4
votes

I'm building a git clone implementation in Rust. I've gotten to the part where I need to parse the packfile to create the index, and I'm almost done parsing it.

Each object in the packfile consists of a header (Which I'm already parsing correctly) followed by the contents which are zlib compressed.

Notably the size stored in the header is the decompressed size, and is therefore larger than the actual data we have to skip to get to the next header.

Crates.io shows 2 crates that do zlib decompression and have more than a few downloads:

  • libz-sys: Is practically a hello world and has been like that for months
  • flate2: This correctly deflates the data with ease:

    print!("Object type {} size {}", obj_type as u8, obj_size);
    
    println!(" data:\n{}",
        String::from_utf8(
            ZlibDecoder::new(data).read_exact(obj_size as usize).unwrap()
        ).unwrap()
    );
    

Here's the problem. After this I need to start reading the next object's header, but ZlibDecoder doesn't give any way to detect how large the input was.

It takes ownership of a reader as it's input, rather than a reference.

Because of this, even though I have the output size of the object (and indeed all the object's data) since I don't know the input size I can't start reading the next object header.

How do I get the amount of compressed input bytes needed to reach the expected output size? If possible, I'd like to avoid using FFI to call native zlib.

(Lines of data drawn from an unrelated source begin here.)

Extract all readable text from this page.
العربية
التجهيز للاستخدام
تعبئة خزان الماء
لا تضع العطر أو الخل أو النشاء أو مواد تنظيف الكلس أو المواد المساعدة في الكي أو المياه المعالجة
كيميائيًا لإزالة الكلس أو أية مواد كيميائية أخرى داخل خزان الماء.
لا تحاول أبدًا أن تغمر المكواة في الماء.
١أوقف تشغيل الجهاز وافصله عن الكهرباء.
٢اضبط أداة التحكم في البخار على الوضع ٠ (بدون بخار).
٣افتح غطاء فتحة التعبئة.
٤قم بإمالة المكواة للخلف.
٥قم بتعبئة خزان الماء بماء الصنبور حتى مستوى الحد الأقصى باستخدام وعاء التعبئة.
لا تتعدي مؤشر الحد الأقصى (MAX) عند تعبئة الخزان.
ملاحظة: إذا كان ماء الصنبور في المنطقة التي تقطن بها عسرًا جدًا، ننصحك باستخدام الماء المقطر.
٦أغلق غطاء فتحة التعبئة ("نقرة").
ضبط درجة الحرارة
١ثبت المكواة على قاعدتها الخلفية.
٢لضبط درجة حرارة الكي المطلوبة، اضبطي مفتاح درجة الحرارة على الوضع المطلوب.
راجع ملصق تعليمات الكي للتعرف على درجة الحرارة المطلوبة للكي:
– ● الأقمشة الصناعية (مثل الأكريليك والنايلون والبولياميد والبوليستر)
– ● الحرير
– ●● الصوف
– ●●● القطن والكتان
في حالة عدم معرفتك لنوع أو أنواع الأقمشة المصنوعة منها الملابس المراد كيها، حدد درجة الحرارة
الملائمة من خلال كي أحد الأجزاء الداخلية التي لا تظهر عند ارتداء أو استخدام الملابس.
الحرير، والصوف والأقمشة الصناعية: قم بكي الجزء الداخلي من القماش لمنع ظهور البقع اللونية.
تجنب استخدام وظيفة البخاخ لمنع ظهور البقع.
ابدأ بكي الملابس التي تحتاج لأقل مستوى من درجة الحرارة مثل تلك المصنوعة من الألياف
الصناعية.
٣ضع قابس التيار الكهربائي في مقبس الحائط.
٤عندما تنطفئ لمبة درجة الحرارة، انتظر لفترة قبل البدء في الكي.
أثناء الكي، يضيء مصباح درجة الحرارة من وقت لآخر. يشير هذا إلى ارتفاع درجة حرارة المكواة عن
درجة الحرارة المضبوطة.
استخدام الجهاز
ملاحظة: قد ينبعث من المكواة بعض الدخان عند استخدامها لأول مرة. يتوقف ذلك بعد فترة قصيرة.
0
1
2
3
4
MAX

PS: the flate2 docs suggest a helper trait but I have no idea how or if this would help me

1

1 Answers

1
votes

Normally, you can pass a reference to a Reader / Writer (via ByRefReader or ByRefWriter) to allow adding adapters to the stream without losing control of it. Something like this should work:

#![feature(io,path,env)]

extern crate flate2;

use flate2::CompressionLevel;
use flate2::writer::ZlibEncoder;
use flate2::reader::ZlibDecoder;

use std::env;
use std::old_io::File;
use std::old_io::{ByRefReader,ByRefWriter};
use std::old_path::Path;

fn main() {
    let path = "./data";
    let write = env::var("WRITE").is_ok();

    if write {
        println!("Writing to {}", path);
        let mut f = File::create(&Path::new(path)).unwrap();

        fn write_it<W>(w: &mut W, s: &str) where W: Writer {
            let mut z = ZlibEncoder::new(ByRefWriter::by_ref(w), CompressionLevel::Default);
            z.write_all(s.as_bytes()).unwrap();
        }

        write_it(&mut f, "hello world");
        write_it(&mut f, "goodbye world");
    } else {
        println!("Reading from {}", path);
        let mut f = File::open(&Path::new(path)).unwrap();

        fn read_it<R>(r: &mut R) -> String where R: Reader {
            let mut z = ZlibDecoder::new(ByRefReader::by_ref(r));
            z.read_to_string().unwrap()

        }

        println!("{}", read_it(&mut f));
        println!("{}", read_it(&mut f));
    }
}

This does work for writing - I see the Zlib header get repeated twice in the output file. However, it does not work when reading. It looks like reader::ZlibDecoder might consume all the way to the end of the underlying Reader. This could potentially be a bug or an oversight in the flate2 library. A few minutes of staring at the source hasn't shown anything obvious though.

Edit

Here's a terrible hack that "works" though:

fn read_it<R>(r: &mut R) -> String where R: Reader {
    let mut z = ZlibDecoder::new_with_buf(ByRefReader::by_ref(r), Vec::with_capacity(1));
    z.read_to_string().unwrap()
}

println!("{}", read_it(&mut f));
f.seek(-1, std::old_io::SeekStyle::SeekCur);
println!("{}", read_it(&mut f));

The problem arises because flate2 is a bit greedy in how it reads from the reader. It always tries to fill its own internal buffer as much as it can, even if some of that data isn't going to be read. This terrible, nasty hack causes it to only ever read a single byte at a time. Thus, you can rewind one byte at the end and start again.

A longer-term solution is probably to add an accessor for total_in up to Stream and then up until you get to ZlibDecoder.